ABD için nükleer silah geliştirmek üzere kurulan Manhattan Proje Komitesi resmi rakamlarına göre bombalama öncesinde Hiroşima’da 255 bin kişi yaşıyordu. Hiroşima’da ilk etapta 66 bin kişi ölürken 69 bin kişi yaralandı. 195 bin kişinin yaşadığı Nagazaki’de ise 39 bin kişi öldü, 25 bin kişi yaralandı.

Yıl sonuna dek toplam ölü sayısı Hiroşima’da 135 bin, Nagazaki’de 75 bine çıktı. Ancak Japonlar, iki şehirdeki ölümlerin toplam 500 bine yakın olduğunu açıkladı. Ülkede, Hiroşima ve Nagazaki’ya atılan atom bombaları sonucu etkilenen ve hayatta kalanlara “Hibakuşa” adı veriliyor.
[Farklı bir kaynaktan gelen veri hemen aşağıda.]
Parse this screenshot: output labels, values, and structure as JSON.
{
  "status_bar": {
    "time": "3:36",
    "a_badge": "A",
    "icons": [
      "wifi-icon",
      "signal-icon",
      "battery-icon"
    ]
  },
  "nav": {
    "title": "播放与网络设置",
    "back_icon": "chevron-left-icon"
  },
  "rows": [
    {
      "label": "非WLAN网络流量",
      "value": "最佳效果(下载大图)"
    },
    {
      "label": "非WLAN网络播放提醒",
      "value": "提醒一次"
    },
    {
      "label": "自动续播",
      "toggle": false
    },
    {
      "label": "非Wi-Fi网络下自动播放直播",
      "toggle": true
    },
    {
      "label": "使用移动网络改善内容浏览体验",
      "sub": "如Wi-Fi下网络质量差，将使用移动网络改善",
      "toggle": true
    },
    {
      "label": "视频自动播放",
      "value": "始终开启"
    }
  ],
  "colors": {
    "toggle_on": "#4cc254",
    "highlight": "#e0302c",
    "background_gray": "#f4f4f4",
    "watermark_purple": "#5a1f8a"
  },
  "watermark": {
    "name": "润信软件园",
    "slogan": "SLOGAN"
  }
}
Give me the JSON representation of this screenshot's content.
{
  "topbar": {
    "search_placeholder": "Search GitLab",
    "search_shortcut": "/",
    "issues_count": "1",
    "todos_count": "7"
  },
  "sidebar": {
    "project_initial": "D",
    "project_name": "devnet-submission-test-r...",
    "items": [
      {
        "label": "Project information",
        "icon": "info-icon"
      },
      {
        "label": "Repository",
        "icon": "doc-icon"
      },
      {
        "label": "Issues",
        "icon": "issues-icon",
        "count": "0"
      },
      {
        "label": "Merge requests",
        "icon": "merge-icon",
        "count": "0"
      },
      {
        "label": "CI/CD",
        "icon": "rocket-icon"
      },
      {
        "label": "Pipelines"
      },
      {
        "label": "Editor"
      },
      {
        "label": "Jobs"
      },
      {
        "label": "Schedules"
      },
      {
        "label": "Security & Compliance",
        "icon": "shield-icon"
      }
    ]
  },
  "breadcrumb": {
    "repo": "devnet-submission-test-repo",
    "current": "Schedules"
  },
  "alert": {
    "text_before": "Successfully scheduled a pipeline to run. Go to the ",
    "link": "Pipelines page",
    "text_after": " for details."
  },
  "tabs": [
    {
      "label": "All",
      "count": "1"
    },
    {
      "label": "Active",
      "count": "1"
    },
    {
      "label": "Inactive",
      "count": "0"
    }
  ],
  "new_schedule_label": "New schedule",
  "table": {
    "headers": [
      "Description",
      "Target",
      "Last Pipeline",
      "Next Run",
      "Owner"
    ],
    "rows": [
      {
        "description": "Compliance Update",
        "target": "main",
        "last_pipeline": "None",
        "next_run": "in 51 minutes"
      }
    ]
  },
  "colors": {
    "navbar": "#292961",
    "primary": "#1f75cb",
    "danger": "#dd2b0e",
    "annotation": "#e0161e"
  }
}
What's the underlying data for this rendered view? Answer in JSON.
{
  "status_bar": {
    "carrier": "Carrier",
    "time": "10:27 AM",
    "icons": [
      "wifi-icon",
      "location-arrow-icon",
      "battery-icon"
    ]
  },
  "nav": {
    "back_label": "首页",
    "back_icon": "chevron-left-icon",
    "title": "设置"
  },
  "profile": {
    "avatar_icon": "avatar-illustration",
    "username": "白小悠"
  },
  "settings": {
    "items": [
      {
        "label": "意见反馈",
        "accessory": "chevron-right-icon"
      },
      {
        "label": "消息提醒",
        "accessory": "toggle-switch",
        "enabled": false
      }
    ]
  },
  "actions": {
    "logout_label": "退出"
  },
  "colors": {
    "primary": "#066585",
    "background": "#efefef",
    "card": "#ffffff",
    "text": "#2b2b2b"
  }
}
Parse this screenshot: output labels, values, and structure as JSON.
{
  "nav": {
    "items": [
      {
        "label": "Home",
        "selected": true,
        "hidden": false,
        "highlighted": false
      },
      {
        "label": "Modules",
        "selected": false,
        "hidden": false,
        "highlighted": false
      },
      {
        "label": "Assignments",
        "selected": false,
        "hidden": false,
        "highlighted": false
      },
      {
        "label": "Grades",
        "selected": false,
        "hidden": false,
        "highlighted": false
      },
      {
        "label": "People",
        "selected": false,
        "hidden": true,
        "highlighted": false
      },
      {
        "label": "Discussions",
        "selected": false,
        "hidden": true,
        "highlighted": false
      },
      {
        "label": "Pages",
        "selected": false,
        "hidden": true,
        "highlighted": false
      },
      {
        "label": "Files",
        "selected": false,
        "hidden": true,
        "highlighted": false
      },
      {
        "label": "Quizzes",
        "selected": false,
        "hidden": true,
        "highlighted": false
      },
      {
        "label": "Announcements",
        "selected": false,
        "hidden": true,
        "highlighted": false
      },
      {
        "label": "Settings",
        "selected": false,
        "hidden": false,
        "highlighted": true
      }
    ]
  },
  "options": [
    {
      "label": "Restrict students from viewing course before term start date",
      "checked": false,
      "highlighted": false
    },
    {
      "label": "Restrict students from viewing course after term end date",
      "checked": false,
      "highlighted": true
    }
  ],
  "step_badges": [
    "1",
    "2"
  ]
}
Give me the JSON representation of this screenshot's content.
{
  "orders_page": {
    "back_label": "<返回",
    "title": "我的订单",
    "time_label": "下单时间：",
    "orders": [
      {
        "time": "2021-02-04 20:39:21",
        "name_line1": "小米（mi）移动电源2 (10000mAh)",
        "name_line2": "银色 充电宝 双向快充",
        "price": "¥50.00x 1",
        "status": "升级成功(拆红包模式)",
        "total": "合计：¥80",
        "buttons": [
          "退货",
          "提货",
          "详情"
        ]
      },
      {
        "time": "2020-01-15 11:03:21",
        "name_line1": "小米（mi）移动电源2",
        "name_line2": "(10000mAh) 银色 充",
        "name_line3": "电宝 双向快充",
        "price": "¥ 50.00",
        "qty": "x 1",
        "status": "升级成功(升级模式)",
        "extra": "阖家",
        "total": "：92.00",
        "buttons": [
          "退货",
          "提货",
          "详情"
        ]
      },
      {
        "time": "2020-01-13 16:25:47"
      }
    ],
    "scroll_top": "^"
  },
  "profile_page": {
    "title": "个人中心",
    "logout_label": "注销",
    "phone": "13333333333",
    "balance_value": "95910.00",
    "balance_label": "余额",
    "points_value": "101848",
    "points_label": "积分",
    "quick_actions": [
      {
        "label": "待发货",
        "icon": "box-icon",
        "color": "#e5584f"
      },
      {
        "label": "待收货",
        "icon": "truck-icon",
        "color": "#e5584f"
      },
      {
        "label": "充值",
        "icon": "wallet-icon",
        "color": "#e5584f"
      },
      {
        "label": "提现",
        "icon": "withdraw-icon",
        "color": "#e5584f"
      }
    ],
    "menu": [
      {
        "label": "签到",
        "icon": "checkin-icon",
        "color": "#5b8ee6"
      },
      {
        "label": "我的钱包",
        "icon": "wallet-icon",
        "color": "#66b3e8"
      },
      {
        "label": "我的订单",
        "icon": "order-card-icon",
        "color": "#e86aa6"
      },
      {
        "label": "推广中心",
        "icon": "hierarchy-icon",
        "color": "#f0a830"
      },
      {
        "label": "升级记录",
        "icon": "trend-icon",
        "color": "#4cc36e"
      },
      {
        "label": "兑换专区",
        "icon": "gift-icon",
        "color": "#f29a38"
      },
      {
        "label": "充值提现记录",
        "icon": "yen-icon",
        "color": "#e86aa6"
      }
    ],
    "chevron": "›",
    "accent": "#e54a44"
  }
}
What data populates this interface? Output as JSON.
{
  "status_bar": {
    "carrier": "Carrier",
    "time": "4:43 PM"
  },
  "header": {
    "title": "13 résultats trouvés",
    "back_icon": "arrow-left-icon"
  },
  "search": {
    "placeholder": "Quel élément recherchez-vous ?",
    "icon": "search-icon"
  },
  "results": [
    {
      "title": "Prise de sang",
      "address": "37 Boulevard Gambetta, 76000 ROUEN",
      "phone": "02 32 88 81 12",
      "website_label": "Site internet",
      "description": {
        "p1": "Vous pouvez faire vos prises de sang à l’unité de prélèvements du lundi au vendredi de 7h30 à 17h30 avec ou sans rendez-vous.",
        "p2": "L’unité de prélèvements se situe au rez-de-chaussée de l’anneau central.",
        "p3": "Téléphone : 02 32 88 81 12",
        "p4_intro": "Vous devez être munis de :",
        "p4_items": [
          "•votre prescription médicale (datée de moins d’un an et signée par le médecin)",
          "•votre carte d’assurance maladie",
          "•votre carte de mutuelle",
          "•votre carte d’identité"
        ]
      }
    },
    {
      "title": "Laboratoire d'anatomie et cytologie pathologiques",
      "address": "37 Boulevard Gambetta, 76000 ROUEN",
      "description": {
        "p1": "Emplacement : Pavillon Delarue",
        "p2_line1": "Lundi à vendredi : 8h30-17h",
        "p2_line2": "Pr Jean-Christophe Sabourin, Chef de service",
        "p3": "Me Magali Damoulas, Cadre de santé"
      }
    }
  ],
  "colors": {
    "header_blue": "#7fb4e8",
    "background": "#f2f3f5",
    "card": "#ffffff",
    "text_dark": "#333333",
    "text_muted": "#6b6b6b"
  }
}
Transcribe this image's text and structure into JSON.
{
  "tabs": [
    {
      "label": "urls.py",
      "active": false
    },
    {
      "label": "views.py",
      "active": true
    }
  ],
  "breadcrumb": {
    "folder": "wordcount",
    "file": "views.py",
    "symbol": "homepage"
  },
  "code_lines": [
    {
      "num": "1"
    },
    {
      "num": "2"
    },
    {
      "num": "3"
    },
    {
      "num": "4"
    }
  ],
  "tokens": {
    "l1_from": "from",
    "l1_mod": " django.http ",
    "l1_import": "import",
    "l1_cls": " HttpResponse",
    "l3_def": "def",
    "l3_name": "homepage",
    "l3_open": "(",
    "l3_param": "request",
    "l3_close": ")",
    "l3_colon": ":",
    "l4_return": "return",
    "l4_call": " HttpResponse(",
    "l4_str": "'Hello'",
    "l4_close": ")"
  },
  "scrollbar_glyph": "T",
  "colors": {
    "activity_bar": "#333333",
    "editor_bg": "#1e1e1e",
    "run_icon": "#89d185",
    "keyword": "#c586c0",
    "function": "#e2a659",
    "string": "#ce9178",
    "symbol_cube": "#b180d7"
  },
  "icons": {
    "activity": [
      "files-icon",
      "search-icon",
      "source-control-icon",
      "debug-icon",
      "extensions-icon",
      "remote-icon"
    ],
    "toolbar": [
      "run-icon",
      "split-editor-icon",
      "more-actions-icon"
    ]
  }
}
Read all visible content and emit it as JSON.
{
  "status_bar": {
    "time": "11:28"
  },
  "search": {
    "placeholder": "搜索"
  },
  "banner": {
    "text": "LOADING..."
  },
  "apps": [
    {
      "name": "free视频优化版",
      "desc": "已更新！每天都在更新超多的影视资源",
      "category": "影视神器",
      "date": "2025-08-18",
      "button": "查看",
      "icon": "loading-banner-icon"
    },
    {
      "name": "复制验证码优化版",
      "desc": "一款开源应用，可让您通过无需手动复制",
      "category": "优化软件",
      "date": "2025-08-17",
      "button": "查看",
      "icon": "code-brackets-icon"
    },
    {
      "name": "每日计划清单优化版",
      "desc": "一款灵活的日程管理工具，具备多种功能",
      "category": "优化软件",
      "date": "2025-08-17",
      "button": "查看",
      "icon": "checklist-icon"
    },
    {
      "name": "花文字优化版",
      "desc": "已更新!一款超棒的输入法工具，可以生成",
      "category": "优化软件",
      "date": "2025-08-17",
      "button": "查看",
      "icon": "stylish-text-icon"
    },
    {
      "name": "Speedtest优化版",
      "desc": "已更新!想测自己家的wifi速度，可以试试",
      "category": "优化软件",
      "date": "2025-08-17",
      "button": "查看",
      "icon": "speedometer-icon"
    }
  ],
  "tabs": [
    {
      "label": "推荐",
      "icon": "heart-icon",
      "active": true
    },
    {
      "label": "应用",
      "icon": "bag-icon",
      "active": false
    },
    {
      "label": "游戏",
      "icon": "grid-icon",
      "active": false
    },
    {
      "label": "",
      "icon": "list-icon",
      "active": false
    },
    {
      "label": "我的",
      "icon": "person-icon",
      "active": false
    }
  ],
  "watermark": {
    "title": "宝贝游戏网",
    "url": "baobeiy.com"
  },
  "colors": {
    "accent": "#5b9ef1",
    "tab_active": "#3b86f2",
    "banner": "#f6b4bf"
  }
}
Atom bombaları, konvansiyonel bombalar gibi yıkıcı etkisi dışında, ısı ve radyasyon tepkimeleri sonucu etki çapını daha da genişletti. Bombalar, çok sayıda insanın vücudunda başta kanser olmak üzere tedavisi zor şekil bozukluğu ve sakatlık gibi hastalıklara sebep oldu.

Ayrıca mağdurların psikolojik çöküntü ve yaraları günümüzde de devam ediyor. Hibakuşalar, savaşın üzerinden 3 çeyrek asır geçmesine rağmen acılarının tazeliğiyle yaşlanıyor. Sayıları azalan ve yaşları ortalama 82’ye yaklaşan Hibakuşalar, nükleer silahlardan vazgeçilmesine yönelik mesajlarını her ağustos ayında düzenlenen anma törenlerinde dile getiriyor.

ABD yönetiminin, savaş sürerken atom bombası kullanılmasını “Sovyet tehdidini” gerekçe göstererek onaylaması dikkati çekiyor. Doğu Avrupa’dan sonra Doğu Asya’da da Sovyet tehdidinin yaygınlaşmasının ABD Başkanı Harry Truman’ın atom bombası kararında etkili olduğu biliniyor.

Savaşın kırılma noktaları olarak bilinen atom bombaları, Japonya’nın teslim olmasının yanında uluslararası ilişkilerin de dönüşüm geçirmesine sebep oldu. ABD ve Sovyetler, 1950’ye kadar geliştirdiği daha kuvvetli hidrojen bombalarını kıtalar arası balistik füzelere (ICBM) nasıl monte edeceğini formüle etti.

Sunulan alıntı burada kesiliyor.